Com uma onda de prisões sendo realizadas pelo governo de Donald Trump contra qualquer pessoa que esteja de forma irregular no país, a comunidade brasileira vive uma agonia sem precedentes. Quem fica em casa, temendo a polícia, logo descobre que fica sem renda. O resultado é a explosão de uma dívida ou a escassez até de alimentos.
Para outros, o risco é de despejo. "Se eu sair, posso ser preso. Se ficar, não tenho dinheiro para pagar o aluguel a partir de julho", admitiu ao UOL a brasileira Rose, que pediu para não ter seu sobrenome divulgado.
Algumas das entidades, em condição de anonimato, passaram a dar dinheiro para que essa situação de vulnerabilidade não se transforme em uma miséria ainda maior.
A Casa Branca, nesta semana, determinou que três mil prisões fossem realizadas por dia para garantir que sua promessa de promover a maior deportação da história se transforme em realidade.
Nesta segunda-feira, as autoridades americanas de imigração - conhecida como ICE - anunciaram a prisão de quase 1,5 mil estrangeiros apenas no estado de Massachusetts, numa operação que foi batizada de "Patriota".
Para as famílias brasileiras, isso significa que os pais correm o risco de serem presos e deportados, enquanto os filhos menores - muitos dos quais nasceram nos EUA - seriam deixados com guardiões.
Mas um dos obstáculos tem sido a falta de documentação entre esses imigrantes. Por anos, famílias que vivem nos EUA não viram a necessidade de registrar seus filhos nos consulados brasileiros ou fazer certidões de nascimento do país.
Na tentativa de conseguir manter as famílias juntas e evitar a separação, pais e mães agora têm corrido para tentar regularizar a situação de seus filhos, um serviço que o estado brasileiro é obrigado a atender.

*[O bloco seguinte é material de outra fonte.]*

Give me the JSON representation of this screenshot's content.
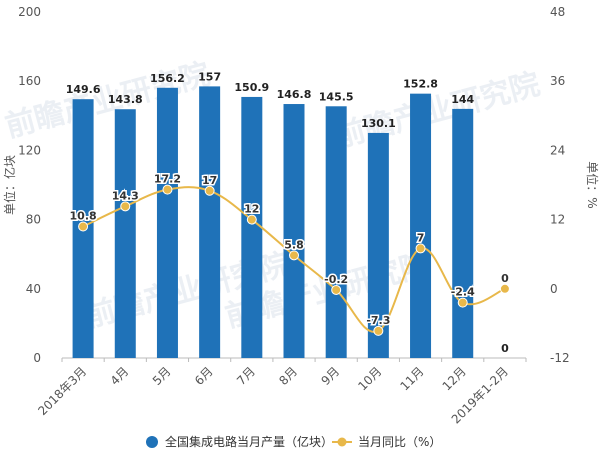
{
  "chart_data": {
    "type": "bar",
    "categories": [
      "2018年3月",
      "4月",
      "5月",
      "6月",
      "7月",
      "8月",
      "9月",
      "10月",
      "11月",
      "12月",
      "2019年1-2月"
    ],
    "series": [
      {
        "name": "全国集成电路当月产量（亿块）",
        "type": "bar",
        "axis": "left",
        "color": "#1f72b8",
        "values": [
          149.6,
          143.8,
          156.2,
          157,
          150.9,
          146.8,
          145.5,
          130.1,
          152.8,
          144,
          0
        ],
        "labels": [
          "149.6",
          "143.8",
          "156.2",
          "157",
          "150.9",
          "146.8",
          "145.5",
          "130.1",
          "152.8",
          "144",
          "0"
        ]
      },
      {
        "name": "当月同比（%）",
        "type": "line",
        "axis": "right",
        "color": "#e8b84a",
        "values": [
          10.8,
          14.3,
          17.2,
          17,
          12,
          5.8,
          -0.2,
          -7.3,
          7,
          -2.4,
          0
        ],
        "labels": [
          "10.8",
          "14.3",
          "17.2",
          "17",
          "12",
          "5.8",
          "-0.2",
          "-7.3",
          "7",
          "-2.4",
          "0"
        ]
      }
    ],
    "left_axis": {
      "label": "单位：亿块",
      "ylim": [
        0,
        200
      ],
      "ticks": [
        "0",
        "40",
        "80",
        "120",
        "160",
        "200"
      ]
    },
    "right_axis": {
      "label": "单位：%",
      "ylim": [
        -12,
        48
      ],
      "ticks": [
        "-12",
        "0",
        "12",
        "24",
        "36",
        "48"
      ]
    },
    "grid": false,
    "legend_position": "bottom",
    "watermark": "前瞻产业研究院"
  }
}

O resultado foi uma explosão da demanda para escritórios mantidos pelo Itamaraty. Alguns dos documentos passaram a exigir mais de quatro meses para que sejam emitidos, deixando famílias desesperadas e temendo uma separação.
Itamaraty prepara resposta
O UOL apurou que, diante da situação que afeta milhares de brasileiros, o ministro Mauro Vieira ordenou nesta semana que os postos do Brasil pelos EUA façam um levantamento detalhado da situação das filas para a regularização das crianças. Com os dados em mãos, medidas serão desenhadas.
Num primeiro momento, o governo vai ordenar que os recursos dos consulados sejam realocados para garantir que a situação desses brasileiros que aguardam na fila seja resolvida.
Uma outra medida será a criação de uma espécie de força tarefa, em Brasília, para transferir para a chancelaria alguns dos trabalhos que eram realizados nos postos nos EUA. O reforço do apoio da capital é considerado como crítico e já foi usado quando uma crise humanitária abalou a comunidade brasileira no Líbano.
A busca pela ajuda oficial não se limita a documentos. Um outro caso revelou a dimensão da crise vivida pela comunidade. Um brasileiro foi detido, também na região de Boston, e levado para um local desconhecido. Com sérios problemas de saúde, ele precisava realizar diálise de forma regular.
Ao descobrir que o brasileiro havia sido preso, sua família acionou o consulado que, em contato com as autoridades americanas, conseguiu identificar onde ele estava detido. A ação resultou em sua liberação temporária para que ele pudesse realizar seu tratamento.
Crianças algemadas
As associações que lidam com imigrantes ainda informaram ao UOL a existência de relatos de crianças que estão sendo algemadas na sede do ICE em Burlington, Massachusetts.
Na região da Nova Inglaterra, no nordeste americano, as prisões de brasileiros deram um salto de 400% desde janeiro, quando Trump assumiu.
No último fim de semana, a prisão de um estudante brasileiro indo para o treino de vôlei causou ainda uma comoção em sua comunidade e reação de alguns dos principais nomes do partido democrata.
Marcelo Gomes foi detido pelas autoridades migratórias dos EUA neste sábado, um dia antes de sua formatura no Milford High School, de Massachusetts. O caso passou a ser um reflexo do mal-estar na comunidade de imigrantes, principalmente na região com forte presença de brasileiros nos EUA.
A prisão levou a governadora de Massachusetts, Maura Healey, a ampliar as críticas contra Trump. "Estou exigindo que o ICE forneça informações imediatas sobre por que ele foi preso, onde ele está e como seu devido processo está sendo protegido. Meu coração está com a comunidade de Milford no que deveria ser um dia comemorativo de formatura. A administração Trump continua a criar medo em nossas comunidades, e isso está nos deixando menos seguros", completou.
Para o governo federal, porém, a ordem é a de não permitir que comunidades ou autoridades locais criem obstáculos para a onda de prisões. "Basta", disse a procuradora federal Lee Foley. "Não vamos tolerar quem impedir o trabalho do ICE. É crime ameaçar um agente. Isso não é negociável" alertou.